Era preciso vencer, e isso o Grêmio conseguiu. Fez 2 a 0 no Palestino e parte agora para a decisão pela vaga contra o City Torque, na próxima terça-feira (26), na Arena. Mas fica um recado. Se jogar no mesmo nível apresentado contra os chilenos, será com sofrimento.
Só a vitória classifica o Grêmio de forma direta. E o que se viu na Arena foi o mesmo dos últimos jogos: um time com problemas de mecânica, buracos no meio e que permitiu ao Palestino criar problemas e rondar sua área por quase toda a noite.
Mesmo com suas limitações, os chilenos tiveram espaço e articularam até o ataque. Fracassaram por causa da imperícia dos seus atacantes e de Weverton, outra vez com intervenções.
Pontos de atenção
Castro tirou um dos zagueiros, repôs um extrema, mas manteve a dupla de volantes com Noriega e Pérez. Com eles, está mais do que evidente de que o Grêmio carece de velocidade para encurtar espaços dos meio-campistas adversários e de capacidade de jogo criativo.

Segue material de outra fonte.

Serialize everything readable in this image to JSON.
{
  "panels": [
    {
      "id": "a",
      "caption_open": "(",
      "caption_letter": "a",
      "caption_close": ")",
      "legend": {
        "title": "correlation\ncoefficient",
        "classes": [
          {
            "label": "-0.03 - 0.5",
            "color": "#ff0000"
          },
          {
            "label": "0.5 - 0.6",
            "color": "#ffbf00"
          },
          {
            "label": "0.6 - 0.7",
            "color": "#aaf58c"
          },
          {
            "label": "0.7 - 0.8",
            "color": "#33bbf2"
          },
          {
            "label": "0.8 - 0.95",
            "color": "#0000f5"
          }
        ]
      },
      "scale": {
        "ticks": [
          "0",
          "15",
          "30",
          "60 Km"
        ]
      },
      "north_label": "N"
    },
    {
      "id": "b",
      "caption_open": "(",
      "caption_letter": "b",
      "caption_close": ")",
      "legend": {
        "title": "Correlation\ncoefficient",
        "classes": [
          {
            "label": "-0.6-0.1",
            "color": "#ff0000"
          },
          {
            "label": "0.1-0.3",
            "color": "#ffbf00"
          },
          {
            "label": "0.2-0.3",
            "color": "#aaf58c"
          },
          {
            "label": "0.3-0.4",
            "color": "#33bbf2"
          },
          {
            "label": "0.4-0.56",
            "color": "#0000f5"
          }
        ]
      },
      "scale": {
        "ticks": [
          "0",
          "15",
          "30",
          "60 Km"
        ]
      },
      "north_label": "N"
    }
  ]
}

Como Amuzu e Enamorado jogam abertos e os laterais Pavón e Pedro acabam não vindo por dentro, o Grêmio fica com um buraco no meio, tanto quando ataca quanto na fase defensiva. Luís Castro tentou alterar isso mexendo no meio. Trocou Pérez por Riquelme e passou do 4-2-3-1 para um 4-1-4-1. Pouco se alterou. Tiaguinho, que era até cogitado para começar, acabou preterido. E essa é uma questão ainda pendente no Grêmio.

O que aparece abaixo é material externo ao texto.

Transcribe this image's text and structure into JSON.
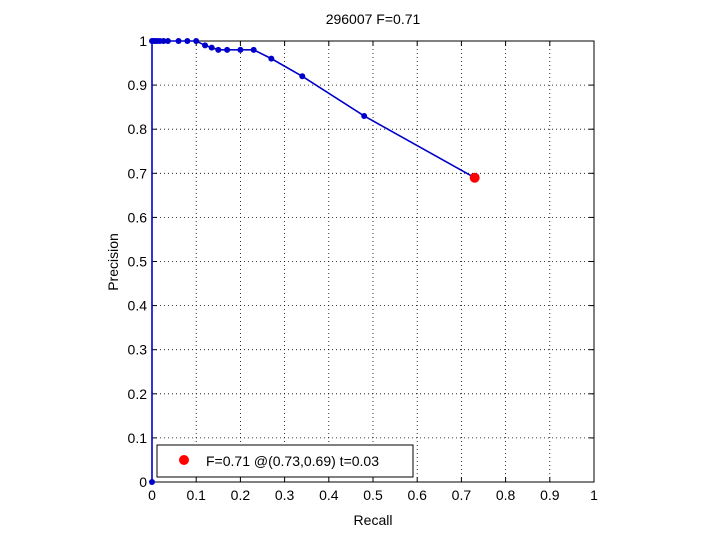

Para sábado (23), contra o Santos, é possível que Castro tenha a volta de Arthur, o que coloca luz no meio-campo e mais lucidez e preenchimento de espaços. Porém, sem ele, a solução não pode estar em Noriega e Pérez.
Pontos positivos
A noite fria, apesar do futebol pouco empolgante, teve boas novas. Braithwaite fez gol, deu movimentação e mostrou, outra vez, que a disputa pelo comando do ataque está aberta. Luis Eduardo e Viery formaram uma dupla de zaga veloz e agressiva. O Grêmio conta com dois zagueiros acima da média e que, podem apostar, logo veremos em grandes jogos na Europa.
Mec, embora tenha perdido um gol, segue em evolução contínua. Por fim, Pavón, depois de 15 meses, voltou a marcar gol. Um golaço, aliás. Merecia. Ele já havia participado do primeiro. O Grêmio descobriu no atacante em desgraça uma boa solução para a lateral. Há pontos para ele corrigir, mas a parada da Copa pode fazer com que Pavón termine seu curso de lateral e assuma uma posição que faz três anos não tem dono na Arena.